Para no perder esta buena costumbre, comparto con ustedes algunas reflexiones breves sobre el Evangelio. Este es el pasaje que quisiera que revisemos hoy:
En verdad, en verdad os digo que lloraréis y os lamentaréis, y el mundo se alegrará. Estaréis tristes, pero vuestra tristeza se convertirá en gozo. La mujer, cuando va a dar a luz, está triste, porque le ha llegado su hora; pero cuando ha dado a luz al niño, ya no se acuerda del aprieto por el gozo de que ha nacido un hombre en el mundo. También vosotros estáis tristes ahora, pero volveré a veros y se alegrará vuestro corazón y vuestra alegría nadie os la podrá quitar. Aquel día no me preguntaréis nada.
Quienes siguen la liturgia con alguna regularidad, sabrán que este texto es parte de una serie de pasajes en los cuales el hagiógrafo trata de presentarnos a un Jesús que se despide de sus discípulos, anunciando, además, la venida del Espíritu Santo. Como sabe el cristiano, después de la muerte y resurrección del Señor, eventos que hemos celebrado recientemente en Pacua, Jesús comparte con los discípulos un breve tiempo en el cual, entre otras cosas, se dirige a ellos para darles paz, incitarlos a la perseverancia y, esto es lo que me importa hoy, darles esperanza respecto del Reino que ha de hacerse en la tierra, pero que es solo encuentro pleno cuando nos reunimos con el Padre.
Muchas veces se me ha preguntado, por mi defensa de una teología débil, por mis posiciones poco “ortodoxas” en diferentes materias de orden moral, institucional y teórico dentro del marco cristiano, si en verdad creo. Si me pusiese muy minucioso y filosófico podría decir, como Vattimo, que creo que creo, mas no es esa mi intención. Si miro honestamente las cosas, no puedo dejar de reconocer que creo firmemente en la revelación cristiana y no solo en su dimensión moral que, como recordó hace muy poco Pablo Quintanilla parece una verdad indubitable; creo también en sus postulados metafísicos.
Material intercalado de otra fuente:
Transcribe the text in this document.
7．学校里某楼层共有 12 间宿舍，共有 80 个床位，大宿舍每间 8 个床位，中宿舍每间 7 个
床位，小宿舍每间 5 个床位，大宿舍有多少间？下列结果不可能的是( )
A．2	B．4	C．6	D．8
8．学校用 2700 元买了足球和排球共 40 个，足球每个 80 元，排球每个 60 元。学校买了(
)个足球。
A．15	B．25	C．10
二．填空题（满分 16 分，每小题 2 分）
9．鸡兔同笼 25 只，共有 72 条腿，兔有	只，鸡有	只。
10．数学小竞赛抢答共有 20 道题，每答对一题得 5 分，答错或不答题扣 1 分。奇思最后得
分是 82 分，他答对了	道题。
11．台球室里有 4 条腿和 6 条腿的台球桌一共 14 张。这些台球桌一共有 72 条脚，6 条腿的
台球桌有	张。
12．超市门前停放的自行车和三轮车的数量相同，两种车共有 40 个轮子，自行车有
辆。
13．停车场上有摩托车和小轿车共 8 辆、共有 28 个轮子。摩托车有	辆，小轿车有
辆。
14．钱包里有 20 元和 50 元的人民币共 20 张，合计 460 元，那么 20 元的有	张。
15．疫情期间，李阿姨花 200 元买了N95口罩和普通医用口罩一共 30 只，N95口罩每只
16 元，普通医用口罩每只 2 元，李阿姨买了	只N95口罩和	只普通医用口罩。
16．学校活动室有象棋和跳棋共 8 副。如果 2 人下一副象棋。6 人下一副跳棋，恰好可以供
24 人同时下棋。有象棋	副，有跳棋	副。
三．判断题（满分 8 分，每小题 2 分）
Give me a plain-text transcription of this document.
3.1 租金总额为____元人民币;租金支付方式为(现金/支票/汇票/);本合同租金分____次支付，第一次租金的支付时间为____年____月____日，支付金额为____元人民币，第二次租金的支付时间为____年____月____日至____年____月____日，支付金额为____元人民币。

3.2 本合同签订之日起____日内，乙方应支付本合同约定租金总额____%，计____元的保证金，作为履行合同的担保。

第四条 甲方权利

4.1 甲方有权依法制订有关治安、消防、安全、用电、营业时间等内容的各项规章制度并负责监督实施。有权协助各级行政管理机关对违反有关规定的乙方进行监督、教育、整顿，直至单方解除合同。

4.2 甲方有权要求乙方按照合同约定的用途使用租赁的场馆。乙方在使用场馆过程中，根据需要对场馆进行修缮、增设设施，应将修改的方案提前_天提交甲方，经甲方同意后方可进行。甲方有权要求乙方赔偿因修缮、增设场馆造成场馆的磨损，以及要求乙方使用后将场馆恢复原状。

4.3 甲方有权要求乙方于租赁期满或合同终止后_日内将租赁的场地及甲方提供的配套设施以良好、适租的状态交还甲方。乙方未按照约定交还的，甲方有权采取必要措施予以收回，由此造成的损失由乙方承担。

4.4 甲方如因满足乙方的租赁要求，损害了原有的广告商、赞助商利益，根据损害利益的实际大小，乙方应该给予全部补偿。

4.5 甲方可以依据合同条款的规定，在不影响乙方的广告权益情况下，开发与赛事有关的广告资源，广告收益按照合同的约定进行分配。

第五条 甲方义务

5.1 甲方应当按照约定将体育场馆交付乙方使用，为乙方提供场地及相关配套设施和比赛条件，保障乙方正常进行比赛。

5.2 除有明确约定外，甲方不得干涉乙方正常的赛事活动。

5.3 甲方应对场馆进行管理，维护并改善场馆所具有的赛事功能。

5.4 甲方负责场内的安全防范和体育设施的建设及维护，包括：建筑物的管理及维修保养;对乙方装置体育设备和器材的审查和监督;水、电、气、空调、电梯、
En ese sentido, este pasaje y muchos otros que se han leído en estos días, nos recuerdan eso. Nos recuerdan que el seguimiento de Jesús no es solo entusiasmo por la acción, aunque sea esta fundamental: seguir al Señor es también confiar en sus promesas, creer en sus palabras. Confiar en un mañana que viene, en un encuentro pleno en el que no habrán más dudas, en el que no se harán más preguntas. Esto, por supuesto, tiene sus riesgos, bien denunciados por la crítica de Marx y Feuerbach a la religión, y resumidos con gran belleza en la visita de Juan Pablo II a nuestro país: el hambre que debe saciarse no solo debe ser el de Dios, sino también el de pan. La frase lo dice bien al poner ambas cosas de la mano: ni entusiasmo desorientado por la acción ni contemplación carente de correlato en la praxis.
Quizá como pocas empresas teológicas, la teología de la liberación ha logrado recordarnos con fuerza y con la madurez que sus ideas han logrado a través de más de 40 años, que el fino balance entre mística y profecía es lo que necesitamos en la vida cristiana. Aprender a contemplar en la acción, aprender a luchar por la transformación del mundo sin nunca perder la perspectiva cristiana de vista. Es en el amor inmenso y gratuito de Dios, en ese amor en el que las preguntas se agotan y todo es plenitud, en el que debe inspirarse nuestra praxis. Hoy ese amor es esperanza que se esboza; mañana, como lo promete Jesús en este pasaje, será verdad indudable que acalle nuestras preguntas.